By Richard T. Cooper

Joseph Steyskal, the former Divinity School student accused of threatening the life of President Pusey and committed to a Federal mental hospital last February, will be arraigned in U.S. District Court this morning, Gael Mahoney, assistant U. S. District Attorney, revealed last night.

Steyskal has now been certified competent to stand trial, Mahoney said and must now enter a plea of guilty or not guilty this morning before Federal District Judge William T. McCarthy.

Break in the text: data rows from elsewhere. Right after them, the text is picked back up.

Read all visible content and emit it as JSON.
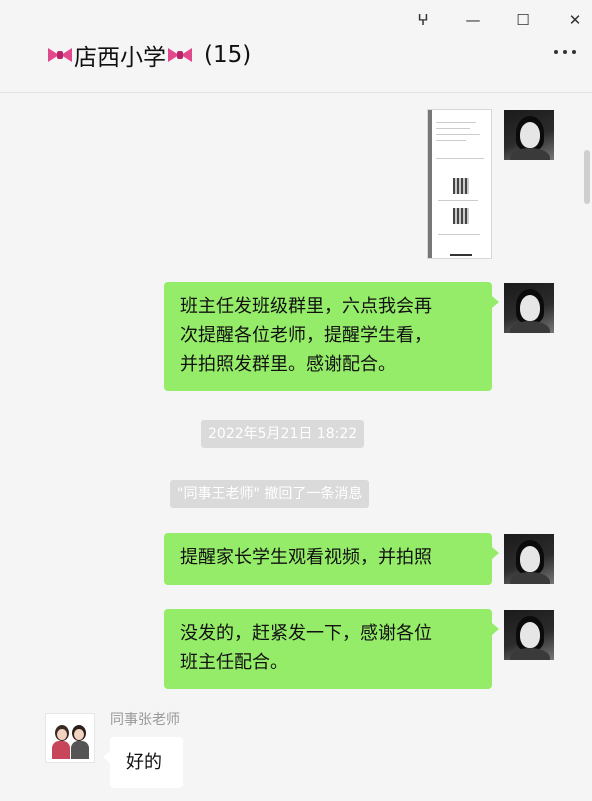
{
  "window": {
    "pin_icon": "pin-icon",
    "pin_glyph": "ⵖ",
    "minimize_icon": "minimize-icon",
    "minimize_glyph": "—",
    "maximize_icon": "maximize-icon",
    "maximize_glyph": "☐",
    "close_icon": "close-icon",
    "close_glyph": "✕"
  },
  "chat": {
    "title": "店西小学",
    "member_count": "(15)",
    "title_decoration_icon": "pink-bow-icon",
    "more_icon": "more-icon"
  },
  "messages": [
    {
      "type": "image",
      "direction": "out"
    },
    {
      "type": "text",
      "direction": "out",
      "lines": [
        "班主任发班级群里，六点我会再",
        "次提醒各位老师，提醒学生看，",
        "并拍照发群里。感谢配合。"
      ]
    },
    {
      "type": "time",
      "text": "2022年5月21日 18:22"
    },
    {
      "type": "system",
      "text": "\"同事王老师\" 撤回了一条消息"
    },
    {
      "type": "text",
      "direction": "out",
      "lines": [
        "提醒家长学生观看视频，并拍照"
      ]
    },
    {
      "type": "text",
      "direction": "out",
      "lines": [
        "没发的，赶紧发一下，感谢各位",
        "班主任配合。"
      ]
    },
    {
      "type": "text",
      "direction": "in",
      "sender": "同事张老师",
      "lines": [
        "好的"
      ]
    }
  ],
  "colors": {
    "outgoing_bubble": "#95ec69",
    "incoming_bubble": "#ffffff",
    "background": "#f5f5f5"
  }
}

The Divinity School ex-student, who was arrested by the F. B. I. February 16 in Sun Valley, Idaho, for allegedly sending a letter which threatened the University president's life because Steyskal was denied a professorship to teach religion, originally came before George C. Sweeney, Chief Justice of the District Court in February.

Orders Examination

Sweeney ordered Steyskal to be examined by a Boston psychiatrist, since government attorneys felt that he might not be mentally competent to stand trial, Mahoney said. The psychiatrist pronounced Steyskal incompetent and he was sent to a Mental Hospital for Federal prisoners in Springfield, Missouri.

Declare Competent

Early this month, the prisoner was declared competent by officials at the Springfield hospital and was returned to Boston to face trial, Mahoney said.

Steyskal will go before Judge McCarthy late this morning or possibly early this afternoon, Mahoney predicted, in Room Five on the 12th floor of the U. S. Post Office Building in Boston.

Sending threatening letters through the mails is a Federal offense, Mahoney stated.

Farnsworth Files Complaint

Dr. Dana L. Farnsworth, Director of the University Health Service, filed the initial complaint against Steyskal after Pusey reportedly received the threatening letter.

Farnsworth said Steyskal's psychotic condition led the ex-Divinity student to believe he had been '"called upon" to preach a new philosophical doctrine. Only when his illness led him to pick on one person did Steyskal become "too dangerous to remain at large," Farnsworth said.

Steyskal was a student at the Divinity School in 1953 and 1954.